Flavors change month to month. Check the list here, under “flavors.”
Memberships include a monthly gift or sample, online and in-store discounts, recipes for gelato pairings, early access to special menus, access to post-pandemic events and more.
Pickups and local delivery take place on the third weekend of each month. Ordering for December has closed. Place an order for next month by Jan. 11.
‘We’re At A Deficit’
Oloroso grew up in Rogers Park before moving to Ukrainian Village. In 2007, she left her job as pastry chef at Stephanie Izard’s Scylla, and in 2010 she opened her first scoop shop at 859 N. Damen Ave. in East Ukrainian Village.
As Black Dog grew in popularity, Oloroso expanded to West Loop, 1012 W. Lake St. She opened this year in Logan Square, 2662 N. Sawyer Ave.
What hit Oloroso hardest this year was the loss of catering business, which typically account for around a third of her overall revenues. This year’s catering made up less than a tenth of her revenues.
Catering revenues were even more crucial this year to offset costs associated with opening the Logan Square shop, Oloroso said.
“All of the weddings, all of the corporate functions. … We typically do anywhere between 200 to 250 events during the summer. So all of that’s gone,” Oloroso said.
When Black Dog Gelato reopened for service this summer, neighbors were very supportive, Oloroso said.
“The people who felt safe being out and in public and in businesses were amazing,” Oloroso said. “Everyone was so supportive, great to the staff. … We realized it was something people could do and still feel kind of normal about it.”
Because ice cream is a seasonal business, most of Oloroso’s staff are seasonal employees. In the spring, she received Paycheck Protection Program funds, which helped her stay open and meet payroll even as revenues fell.
Oloroso has been able to bring back several employees to help with monthly pickups; however, the bulk of gelato production and deliveries has fallen on her.
If more federal money is awarded to the business — or if more neighbors sign up for the subscription program — Black Dog Gelato can re-employ more staff.

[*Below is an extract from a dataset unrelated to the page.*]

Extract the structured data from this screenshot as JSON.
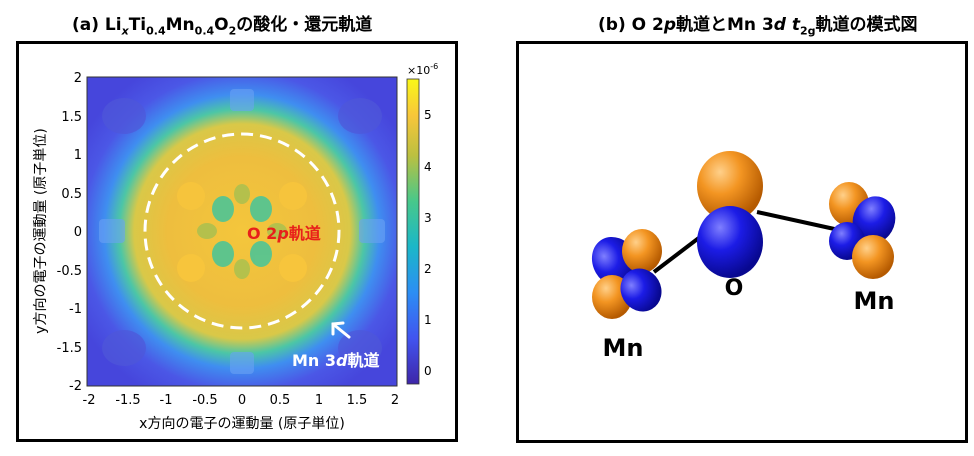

“The more people sign up for this, the more hours I can give. … Right now I’m doing a lot of the work myself. It’s not me intentionally taking hours from my staff. It is a matter of survival,” she said.

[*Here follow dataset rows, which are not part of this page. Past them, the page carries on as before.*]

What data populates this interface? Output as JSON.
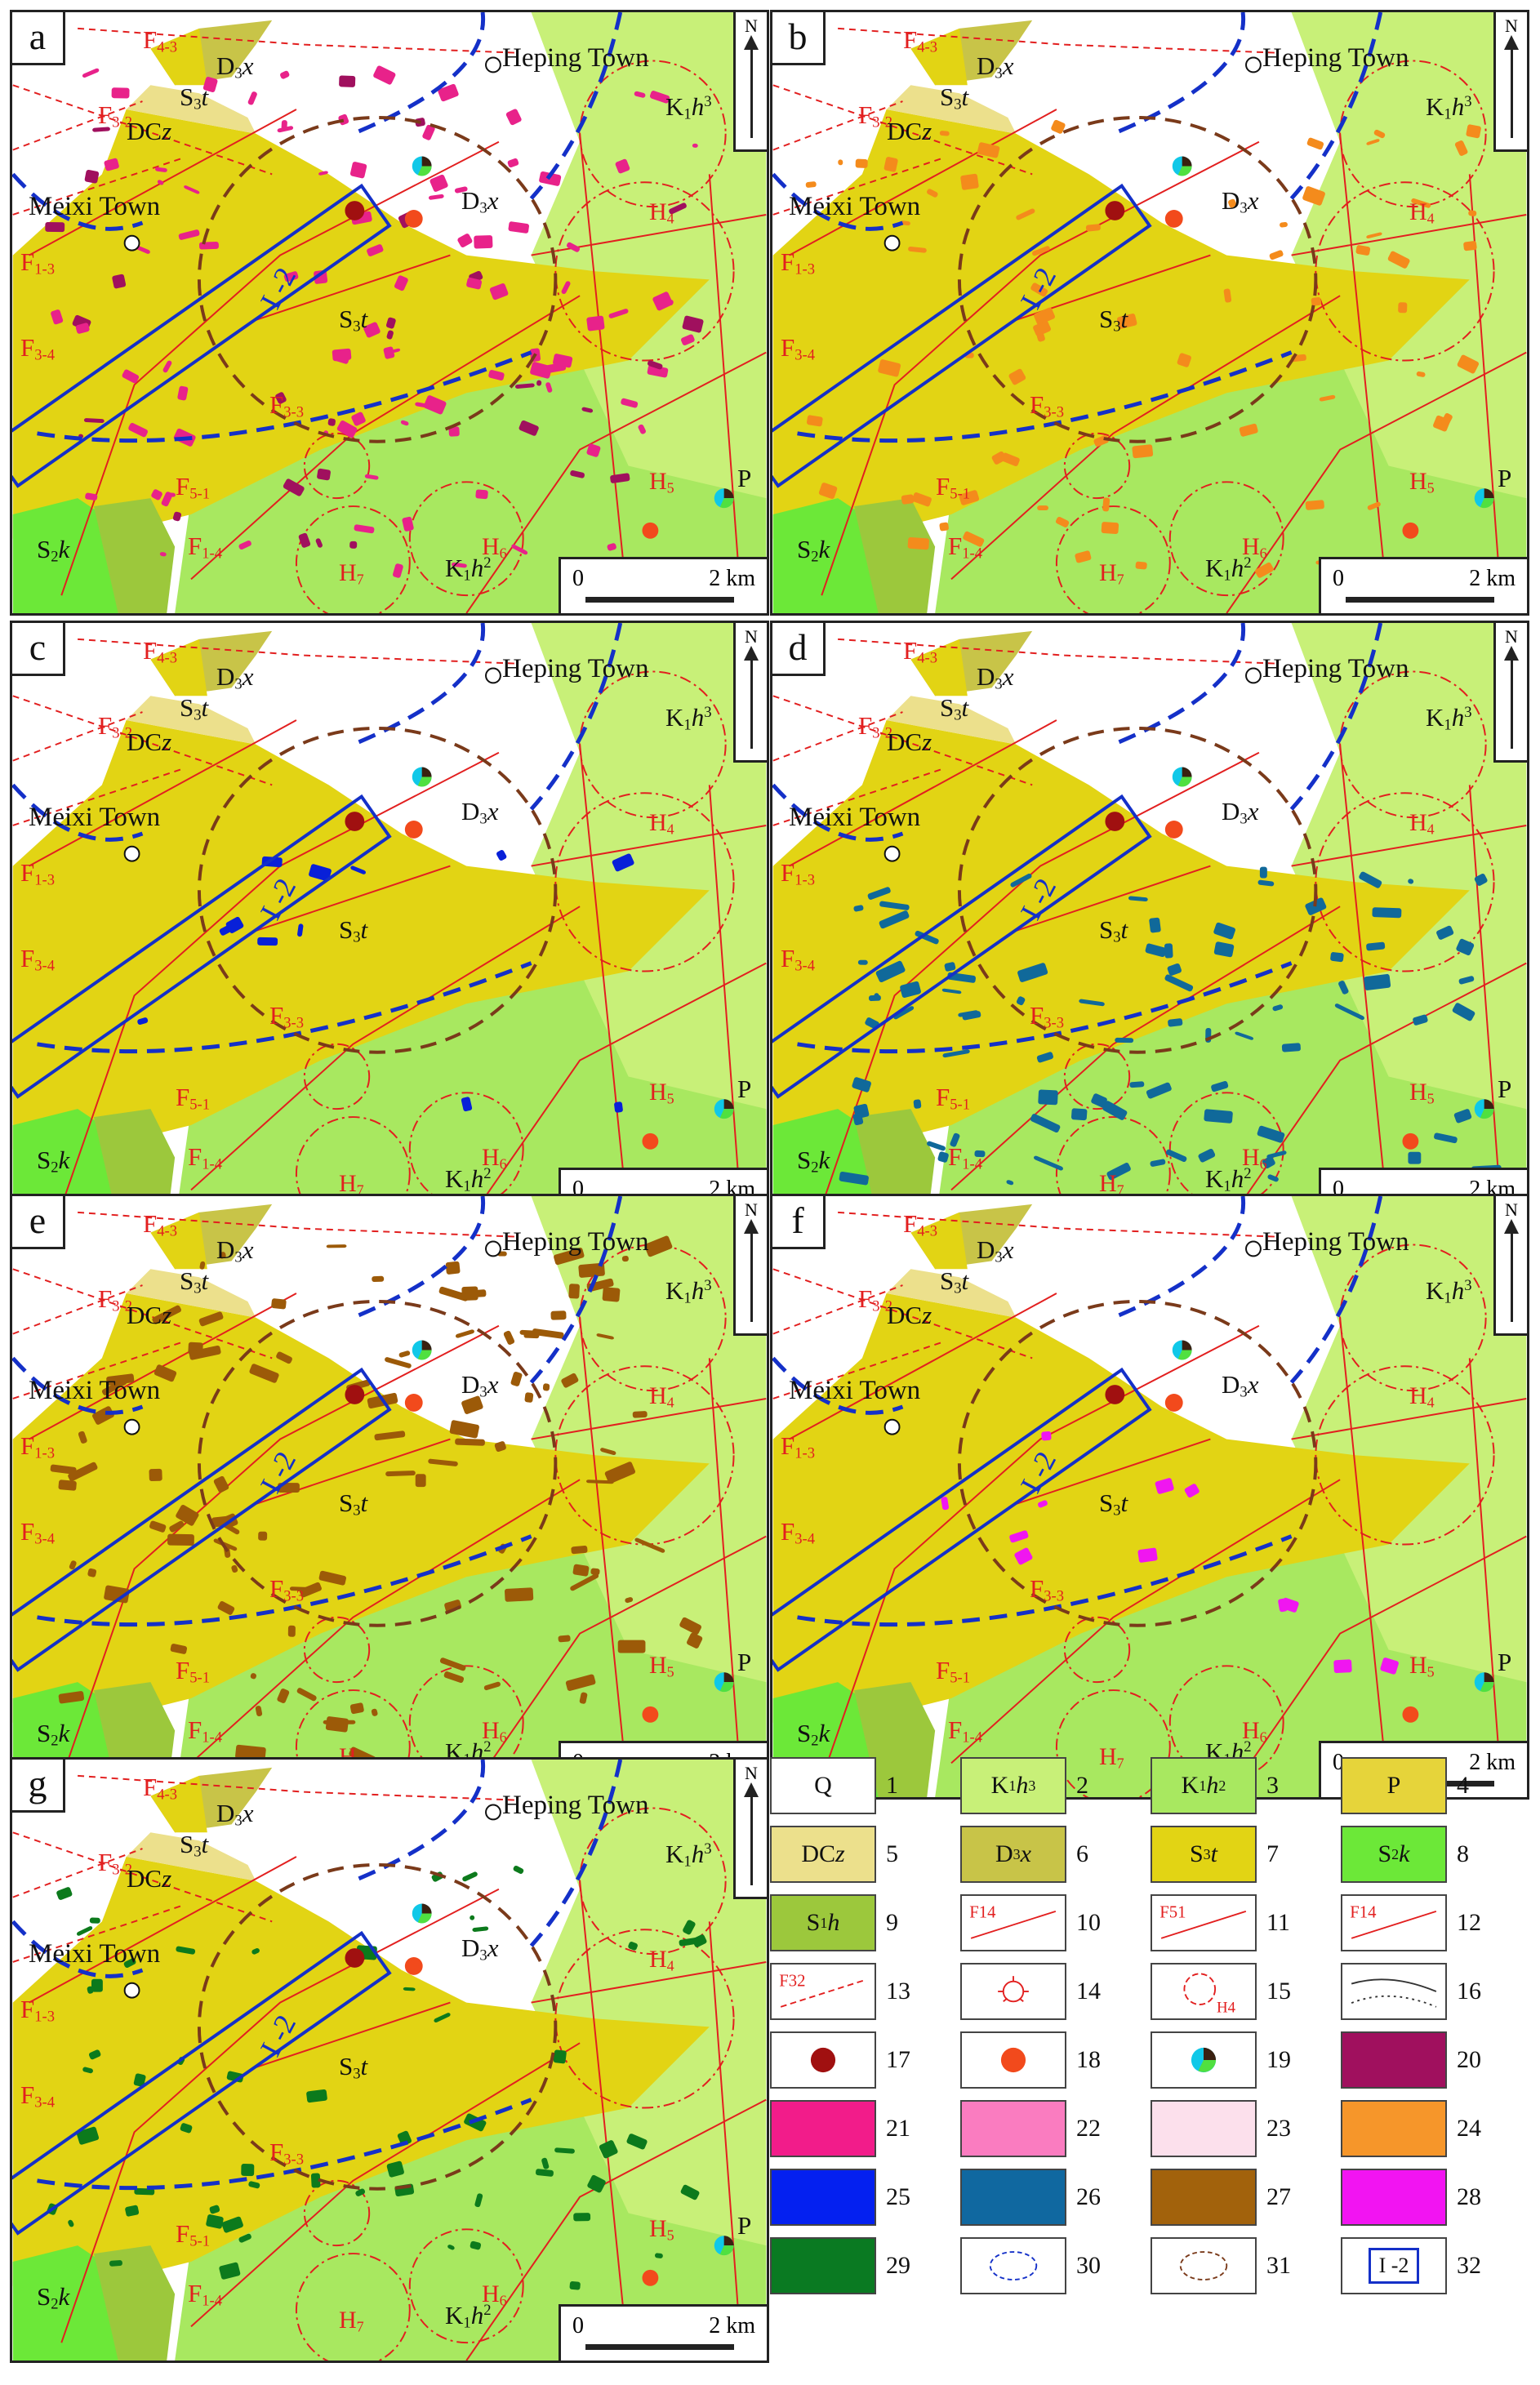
{
  "panels": [
    {
      "id": "a",
      "letter": "a",
      "anomaly_color": "#e8228a",
      "anomaly_alt": "#a0105e"
    },
    {
      "id": "b",
      "letter": "b",
      "anomaly_color": "#f48b1c",
      "anomaly_alt": "#f48b1c"
    },
    {
      "id": "c",
      "letter": "c",
      "anomaly_color": "#0820d8",
      "anomaly_alt": "#0820d8"
    },
    {
      "id": "d",
      "letter": "d",
      "anomaly_color": "#10699a",
      "anomaly_alt": "#10699a"
    },
    {
      "id": "e",
      "letter": "e",
      "anomaly_color": "#9c5a08",
      "anomaly_alt": "#9c5a08"
    },
    {
      "id": "f",
      "letter": "f",
      "anomaly_color": "#f016f0",
      "anomaly_alt": "#f016f0"
    },
    {
      "id": "g",
      "letter": "g",
      "anomaly_color": "#0c7a1c",
      "anomaly_alt": "#0c7a1c"
    }
  ],
  "labels": {
    "heping_town": "Heping Town",
    "meixi_town": "Meixi Town",
    "north": "N",
    "scale_zero": "0",
    "scale_km": "2 km",
    "faults": {
      "f43": "F",
      "f43_sub": "4-3",
      "f32": "F",
      "f32_sub": "3-2",
      "f13": "F",
      "f13_sub": "1-3",
      "f34": "F",
      "f34_sub": "3-4",
      "f33": "F",
      "f33_sub": "3-3",
      "f51": "F",
      "f51_sub": "5-1",
      "f14": "F",
      "f14_sub": "1-4",
      "f3": "F",
      "f3_sub": "3"
    },
    "units": {
      "d3x": "D",
      "d3x_sub": "3",
      "d3x_i": "x",
      "s3t": "S",
      "s3t_sub": "3",
      "s3t_i": "t",
      "dcz": "DC",
      "dcz_i": "z",
      "k1h3": "K",
      "k1h3_sub": "1",
      "k1h3_i": "h",
      "k1h3_sup": "3",
      "k1h2": "K",
      "k1h2_sub": "1",
      "k1h2_i": "h",
      "k1h2_sup": "2",
      "s2k": "S",
      "s2k_sub": "2",
      "s2k_i": "k",
      "p": "P",
      "d3t": "D",
      "d3t_sub": "3",
      "d3t_i": "x"
    },
    "zones": {
      "h4": "H",
      "h4_sub": "4",
      "h5": "H",
      "h5_sub": "5",
      "h6": "H",
      "h6_sub": "6",
      "h7": "H",
      "h7_sub": "7"
    },
    "zone_id": "I -2"
  },
  "legend": [
    {
      "n": "1",
      "text": "Q",
      "fill": "#ffffff",
      "kind": "text"
    },
    {
      "n": "2",
      "text": "K1h3",
      "fill": "#c8f078",
      "kind": "unit",
      "a": "K",
      "b": "1",
      "c": "h",
      "d": "3"
    },
    {
      "n": "3",
      "text": "K1h2",
      "fill": "#a8e860",
      "kind": "unit",
      "a": "K",
      "b": "1",
      "c": "h",
      "d": "2"
    },
    {
      "n": "4",
      "text": "P",
      "fill": "#e6d43a",
      "kind": "text"
    },
    {
      "n": "5",
      "text": "DCz",
      "fill": "#ece08c",
      "kind": "unit2",
      "a": "DC",
      "c": "z"
    },
    {
      "n": "6",
      "text": "D3x",
      "fill": "#c8c448",
      "kind": "unit",
      "a": "D",
      "b": "3",
      "c": "x",
      "d": ""
    },
    {
      "n": "7",
      "text": "S3t",
      "fill": "#e2d414",
      "kind": "unit",
      "a": "S",
      "b": "3",
      "c": "t",
      "d": ""
    },
    {
      "n": "8",
      "text": "S2k",
      "fill": "#6ce838",
      "kind": "unit",
      "a": "S",
      "b": "2",
      "c": "k",
      "d": ""
    },
    {
      "n": "9",
      "text": "S1h",
      "fill": "#9cc83c",
      "kind": "unit",
      "a": "S",
      "b": "1",
      "c": "h",
      "d": ""
    },
    {
      "n": "10",
      "text": "F1-4",
      "fill": "#ffffff",
      "kind": "fault"
    },
    {
      "n": "11",
      "text": "F5-1",
      "fill": "#ffffff",
      "kind": "fault2"
    },
    {
      "n": "12",
      "text": "F1-4",
      "fill": "#ffffff",
      "kind": "fault3"
    },
    {
      "n": "13",
      "text": "F3-2",
      "fill": "#ffffff",
      "kind": "fault4"
    },
    {
      "n": "14",
      "text": "",
      "fill": "#ffffff",
      "kind": "star"
    },
    {
      "n": "15",
      "text": "H4",
      "fill": "#ffffff",
      "kind": "ring"
    },
    {
      "n": "16",
      "text": "",
      "fill": "#ffffff",
      "kind": "bound"
    },
    {
      "n": "17",
      "text": "",
      "fill": "#ffffff",
      "kind": "dot",
      "color": "#a01010"
    },
    {
      "n": "18",
      "text": "",
      "fill": "#ffffff",
      "kind": "dot",
      "color": "#f24a1c"
    },
    {
      "n": "19",
      "text": "",
      "fill": "#ffffff",
      "kind": "pie"
    },
    {
      "n": "20",
      "text": "",
      "fill": "#a0105e",
      "kind": "swatch"
    },
    {
      "n": "21",
      "text": "",
      "fill": "#f21c8a",
      "kind": "swatch"
    },
    {
      "n": "22",
      "text": "",
      "fill": "#fa7cc0",
      "kind": "swatch"
    },
    {
      "n": "23",
      "text": "",
      "fill": "#fce0ec",
      "kind": "swatch"
    },
    {
      "n": "24",
      "text": "",
      "fill": "#f6962a",
      "kind": "swatch"
    },
    {
      "n": "25",
      "text": "",
      "fill": "#0420f0",
      "kind": "swatch"
    },
    {
      "n": "26",
      "text": "",
      "fill": "#1068a0",
      "kind": "swatch"
    },
    {
      "n": "27",
      "text": "",
      "fill": "#a2620c",
      "kind": "swatch"
    },
    {
      "n": "28",
      "text": "",
      "fill": "#f214f2",
      "kind": "swatch"
    },
    {
      "n": "29",
      "text": "",
      "fill": "#0a7a22",
      "kind": "swatch"
    },
    {
      "n": "30",
      "text": "",
      "fill": "#ffffff",
      "kind": "blueloop"
    },
    {
      "n": "31",
      "text": "",
      "fill": "#ffffff",
      "kind": "brownloop"
    },
    {
      "n": "32",
      "text": "I -2",
      "fill": "#ffffff",
      "kind": "zone"
    }
  ]
}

Despite all the hardships, Oloroso has been able to give back when possible. This summer, she donated half her profits on National Ice Cream Day to an organization supporting Black moms.
She’s also offered free pints to health care workers. Her husband is an emergency doctor at Stroger Hospital and several of her longtime customers are health care workers, she said.
“We’re in a much better position than other restaurants,” she said. “A lot of people lost their jobs because restaurants closed. … We were able to stay in business. Not that it hasn’t been a struggle.”